If Aragorn is the conventional leading man and Legolas is the artsy, avant-garde riff on masculinity, it makes sense to equate Elordi to Aragorn and Keoghan to Legolas. But Elordi is no Aragorn! There’s hardly a whiff of self-serious masculinity on him. Remember the tiny purses? In interviews, Elordi feels thoughtful and charming. In high school, when Elordi played Oberon in A Midsummer Night’s Dream and classmates called him gay (a classique insult!) because he wore makeup as Oberon, Elordi “leaned into the makeup,” he said, and added some purple glitter to his face. “I started welcoming the femininity,” he told GQ in 2022. A movie he’s rewatched at least four times? Teenage Mutant Ninja Turtles: Mutant Mayhem. In an especially fun twist for this essay and this essay alone, Elordi told W Magazine in 2021 that his first cinematic crush was on — wait for it! —Legolas.
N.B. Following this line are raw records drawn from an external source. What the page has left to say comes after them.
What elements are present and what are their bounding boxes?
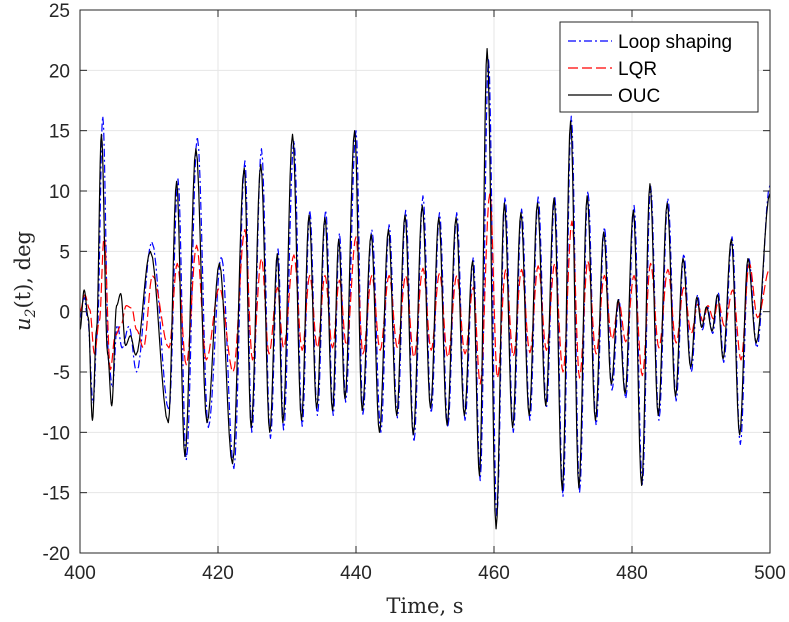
legend-box <box>559 21 759 113</box>
legend-label-loop-shaping: Loop shaping <box>618 32 732 53</box>
axes-box <box>79 9 771 554</box>
y-axis-label: u2(t), deg <box>11 231 39 331</box>
series-line-lqr <box>80 192 770 385</box>
x-tick-label: 480 <box>616 563 648 584</box>
x-tick-label: 460 <box>478 563 510 584</box>
y-axis-label-rest: (t), deg <box>11 231 35 309</box>
y-axis-label-main: u <box>11 317 35 331</box>
x-tick-label: 400 <box>64 563 96 584</box>
series-line-ouc <box>80 48 770 530</box>
x-tick-label: 420 <box>202 563 234 584</box>
legend: Loop shaping LQR OUC <box>559 21 759 113</box>
y-tick-label: -20 <box>43 544 70 565</box>
x-tick-label: 440 <box>340 563 372 584</box>
x-tick-label: 500 <box>754 563 786 584</box>
y-tick-label: 25 <box>49 1 70 22</box>
y-tick-label: 5 <box>59 242 70 263</box>
series-line-loop-shaping <box>80 57 770 518</box>
legend-label-ouc: OUC <box>618 86 660 107</box>
x-axis-label: Time, s <box>386 594 463 618</box>
y-tick-label: -10 <box>43 423 70 444</box>
y-tick-label: -15 <box>43 484 70 505</box>
y-tick-label: 15 <box>49 122 70 143</box>
y-tick-label: 20 <box>49 61 70 82</box>
series-layer <box>80 48 770 530</box>
y-tick-label: 10 <box>49 182 70 203</box>
y-tick-label: 0 <box>59 303 70 324</box>
y-tick-label: -5 <box>53 363 70 384</box>
ticks: 400 420 440 460 480 500 -20 -15 -10 -5 0 5 10 15 20 25 <box>43 1 786 584</box>
legend-label-lqr: LQR <box>618 59 657 80</box>
y-axis-label-sub: 2 <box>23 308 39 318</box>
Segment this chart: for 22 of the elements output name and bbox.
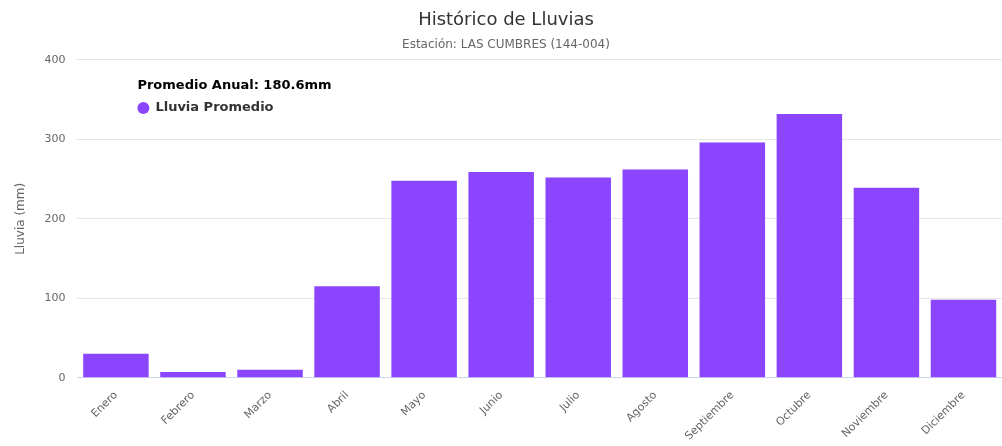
y-tick-label: 400 [44,52,66,66]
bar [853,187,920,378]
bar [314,286,380,378]
y-tick-label: 200 [44,211,66,225]
y-tick-label: 300 [44,132,66,146]
legend-label: Lluvia Promedio [155,99,274,115]
y-tick-label: 0 [58,370,66,384]
bar [545,177,611,378]
bar [930,299,997,378]
bar [237,369,303,378]
chart-subtitle: Estación: LAS CUMBRES (144-004) [402,36,610,51]
bar [699,142,766,378]
bar [83,353,149,378]
bar [468,171,534,378]
legend-title: Promedio Anual: 180.6mm [137,77,332,93]
bar [391,180,457,378]
bar [622,169,689,378]
chart-title: Histórico de Lluvias [418,8,594,30]
y-axis-title: Lluvia (mm) [13,182,28,255]
y-tick-label: 100 [44,291,66,305]
bar [160,372,226,378]
bar [776,114,843,378]
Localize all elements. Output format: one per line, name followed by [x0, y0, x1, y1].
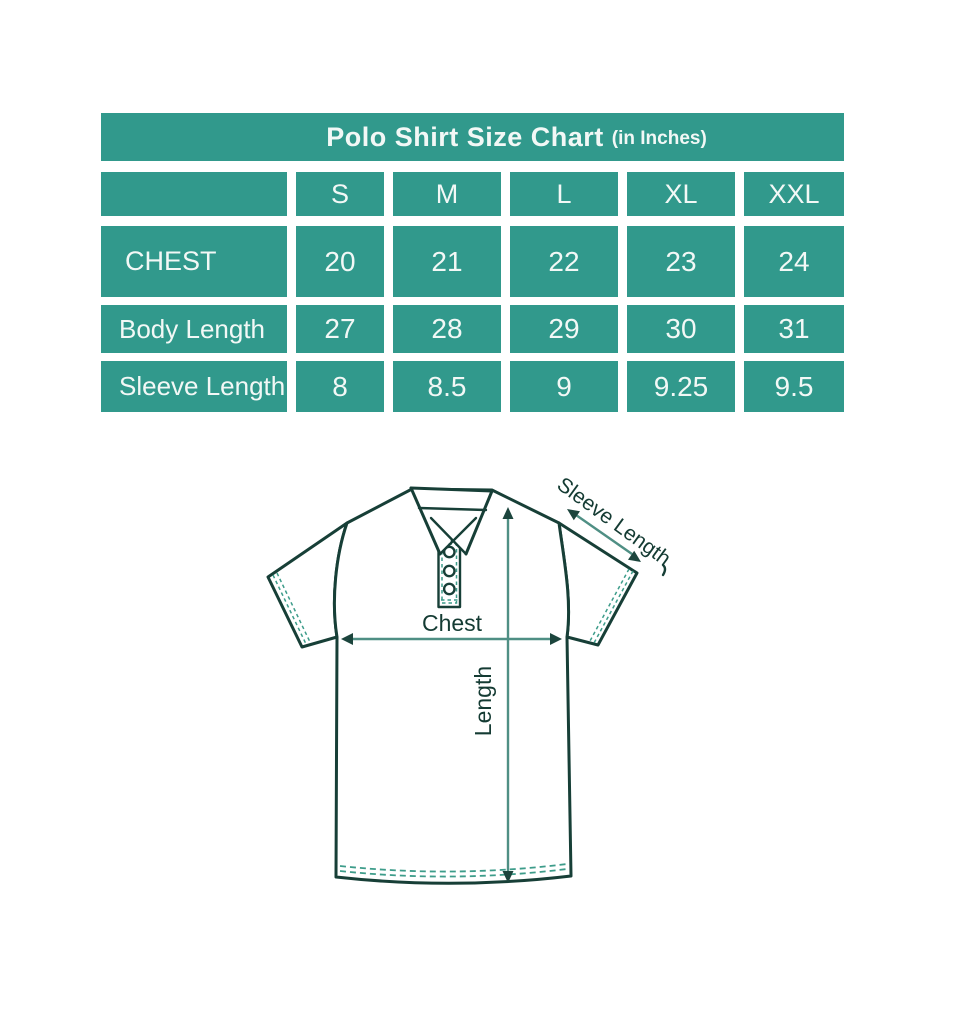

Next to Elordi, Keogan’s allure feels messier — more dangerous, animalistic. Keoghan is shifty, occupying his body like its something he’s trying to wrestle himself free from. Chloe Zhao, who directed him in Marvel’s The Eternals, said he possesses “this unique, unique spirit that’s almost like his body can’t contain it.” Martin McDonagh, who directed Keoghan in The Banshees of Inisherin, describes Keoghan’s performances as “creepy, and he freaks you out, but it’s truthful and it’s honest.” Keoghan radiates that specific kind of depth that comes from having weathered real trauma: he’s from inner city Dublin, grew up without a father, lost his mother to heroine, got thrown around the foster care system for seven years and was eventually taken in by his grandmother. He’s a boxer; the brutal sport remains as meaningful a pursuit to him as acting. He told GQ earlier this year that, every night, he howls at the moon.
Suffice it to say, Keoghan has a rougher masculinity that more closely mirrors Aragorn than Legolas. In this instance, that makes Aragorn the novel choice! But Keoghan isn’t an Aragorn. He isn’t a Legolas. (He’s a buff Smeagol.) He, nor Elordi, fits cleanly into either silo, because those siloes are outdated today. And twenty three years after The Lord of the Rings’ first release, it’s pretty remarkable just how much Aragorn feels like the fringe than the norm.
Softer masculinity has never been more en vogue. Look at our current roster of pop culture heartthrobs: Elordi, Timothée Chalamet, Harry Styles, Pedro Pascal, Paul Mescal, Jeremy Allen White. None of these men share any particular facial or physical features — some are jacked, others are twigs — but they do all possess a certain … gentleness, no?
It makes sense that people aren’t too keen on gruff he-men anymore. Thanks to #MeToo and the general progression of feminism, lots of us are acutely aware of the toxicity that’s often at the root of traditionally masculine traits. And a lot of us are in therapy, too, and recognize once-charming or endearing idiosyncrasies (“He gets so grouchy when he’s hungry!” “Uh, does he only talk about sports?”) as byproducts of immaturity, or being emotionally stunted, or entitlement.
We didn’t always have words like “patriarchy” and “misogyny” at the tips of our tongues, and that’s because we’ve just gone through a reckoning with masculinity. It’s an entirely new landscape. That Elordi and Keoghan work as a modern template for Aragorn and Legolas is irrefutable, hunky evidence of that evolving terrain.